To get access to the layers, you can use the path command:
$./dist path sha256:010c454d55e53059beaba4044116ea4636f8dd8181e975d893931c7e7204fffa
sha256:010c454d55e53059beaba4044116ea4636f8dd8181e975d893931c7e7204fffa /home/sjd/go/src/github.com/docker/containerd/.content/blobs/sha256/010c454d55e53059beaba4044116ea4636f8dd8181e975d893931c7e7204fffa
This returns the a direct path to the blob to facilitate fast access. We can
incorporate this into the apply
command to get to a rootfs for redis
:
$ mkdir redis-rootfs
$ ./dist fetch docker.io/library/redis latest mediatype:application/vnd.docker.distribution.manifest.v2+json | \
jq -r '.layers[] | "sudo ./dist apply ./redis-rootfs < $(./dist path -q "+.digest+")"' | xargs -I{} -n1 sh -c "{}"
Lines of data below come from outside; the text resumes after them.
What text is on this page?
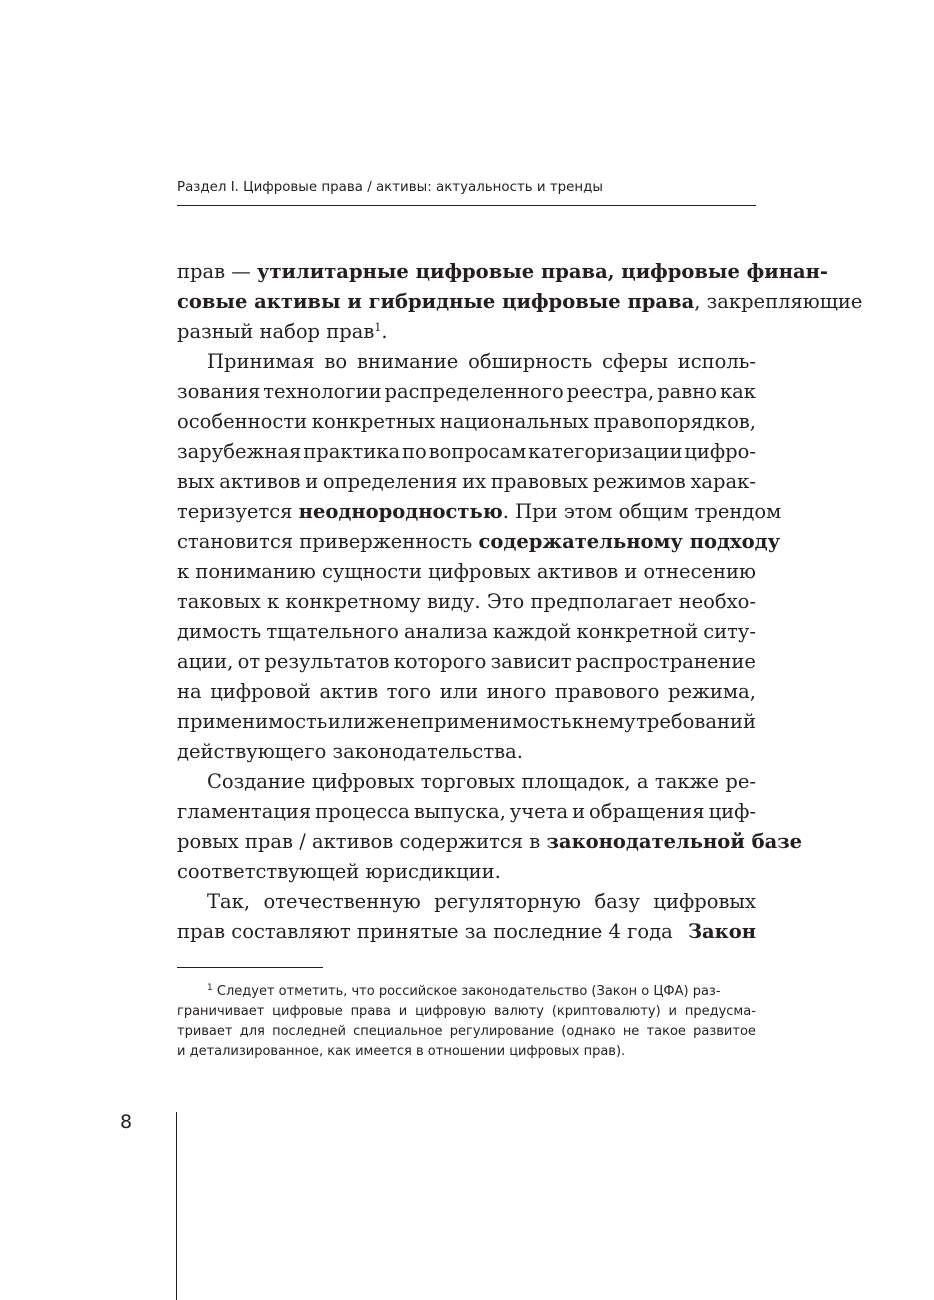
Раздел I. Цифровые права / активы: актуальность и тренды
прав — утилитарные цифровые права, цифровые финан-
совые активы и гибридные цифровые права , закрепляющие
разный набор прав$^1$.
Принимая во внимание обширность сферы исполь-
зования технологии распределенного реестра, равно как
особенности конкретных национальных правопорядков,
зарубежная практика по вопросам категоризации цифро-
вых активов и определения их правовых режимов харак-
теризуется неоднородностью . При этом общим трендом
становится приверженность содержательному подходу
к пониманию сущности цифровых активов и отнесению
таковых к конкретному виду. Это предполагает необхо-
димость тщательного анализа каждой конкретной ситу-
ации, от результатов которого зависит распространение
на цифровой актив того или иного правового режима,
применимость или же неприменимость к нему требований
действующего законодательства.
Создание цифровых торговых площадок, а также ре-
гламентация процесса выпуска, учета и обращения циф-
ровых прав / активов содержится в законодательной базе
соответствующей юрисдикции.
Так, отечественную регуляторную базу цифровых
прав составляют принятые за последние 4 года Закон
$^1$ Следует отметить, что российское законодательство (Закон о ЦФА) раз-
граничивает цифровые права и цифровую валюту (криптовалюту) и предусма-
тривает для последней специальное регулирование (однако не такое развитое
и детализированное, как имеется в отношении цифровых прав).
8
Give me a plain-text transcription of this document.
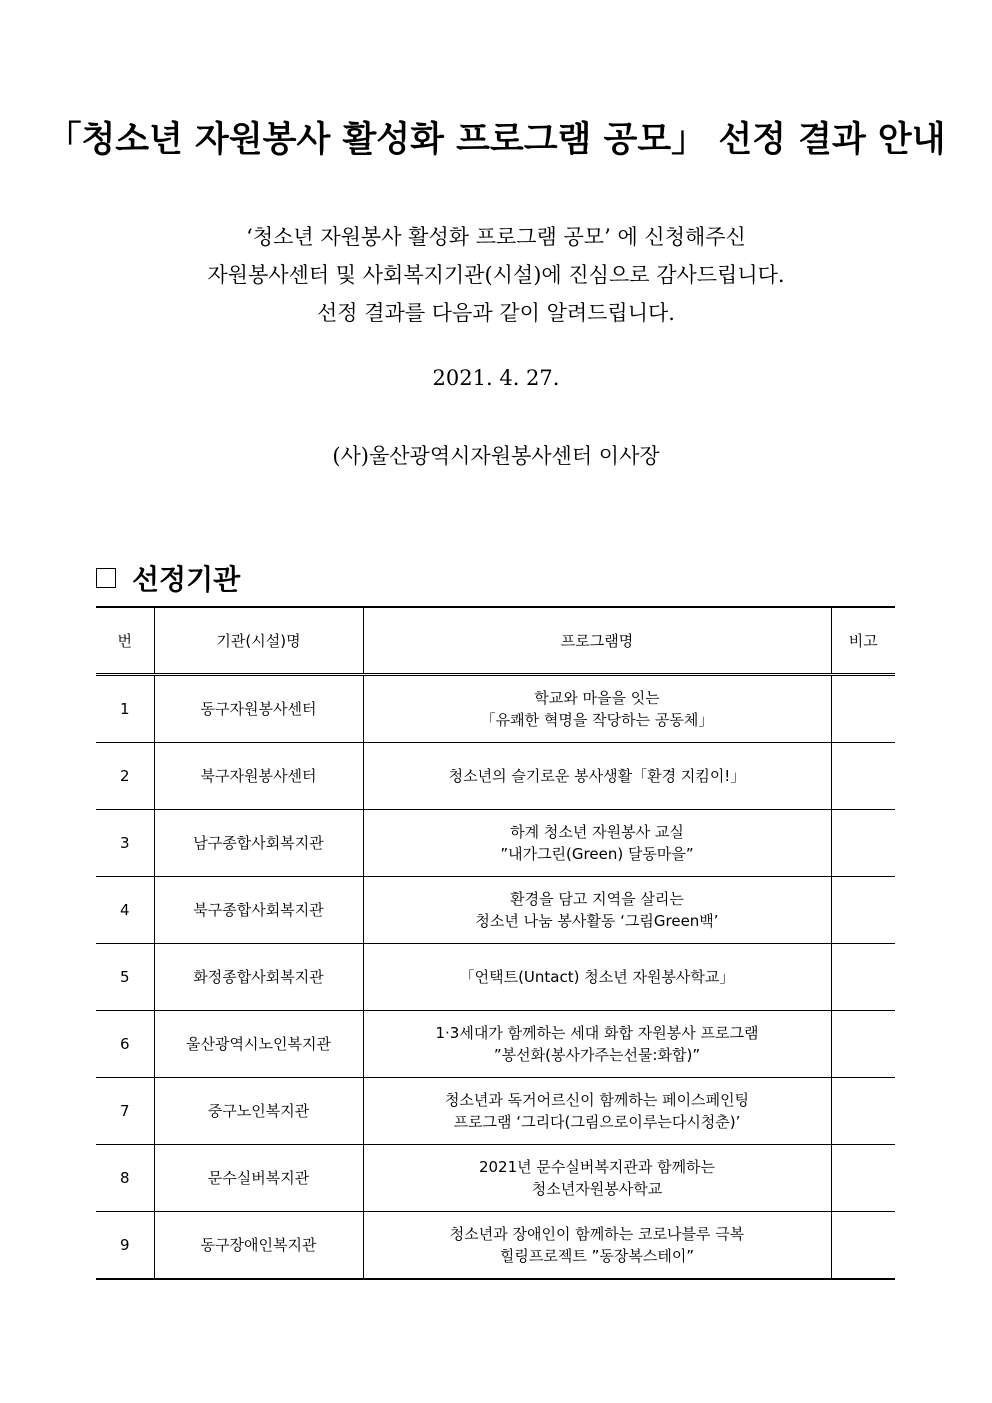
「청소년 자원봉사 활성화 프로그램 공모」 선정 결과 안내
‘청소년 자원봉사 활성화 프로그램 공모’ 에 신청해주신
자원봉사센터 및 사회복지기관(시설)에 진심으로 감사드립니다.
선정 결과를 다음과 같이 알려드립니다.
2021. 4. 27.
(사)울산광역시자원봉사센터 이사장
선정기관
번	기관(시설)명	프로그램명	비고
1	동구자원봉사센터	학교와 마을을 잇는
「유쾌한 혁명을 작당하는 공동체」	

2	북구자원봉사센터	청소년의 슬기로운 봉사생활「환경 지킴이!」	

3	남구종합사회복지관	하계 청소년 자원봉사 교실
”내가그린(Green) 달동마을”	

4	북구종합사회복지관	환경을 담고 지역을 살리는
청소년 나눔 봉사활동 ‘그림Green백’	

5	화정종합사회복지관	「언택트(Untact) 청소년 자원봉사학교」	

6	울산광역시노인복지관	1·3세대가 함께하는 세대 화합 자원봉사 프로그램
”봉선화(봉사가주는선물:화합)”	

7	중구노인복지관	청소년과 독거어르신이 함께하는 페이스페인팅
프로그램 ‘그리다(그림으로이루는다시청춘)’	

8	문수실버복지관	2021년 문수실버복지관과 함께하는
청소년자원봉사학교	

9	동구장애인복지관	청소년과 장애인이 함께하는 코로나블루 극복
힐링프로젝트 ”동장복스테이”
The above fetches the manifest, then passes each layer into the dist apply
command, resulting in the full redis container root filesystem. We do not do
this in parallel, since each layer must be applied sequentially. Also, note
that we have to run apply
with sudo
, since the layers typically have
resources with root ownership.
Alternatively, you can just read the manifest from the content store, rather than fetching it. We use fetch above to avoid having to lookup the manifest digest for our demo.
Note that this is mostly a POC. This tool has a long way to go. Things like
failed downloads and abandoned download cleanup aren't quite handled. We'll
probably make adjustments around how content store transactions are handled to
address this. We still need to incorporate snapshotting, as well as the ability
to calculate the ChainID
under subsequent unpacking. Once we have some tools
to play around with snapshotting, we'll be able to incorporate our
rootfs.ApplyLayer
algorithm that will get us a lot closer to a production
worthy system.
From here, we'll build out full image pull and create tooling to get runtime bundles from the fetched content.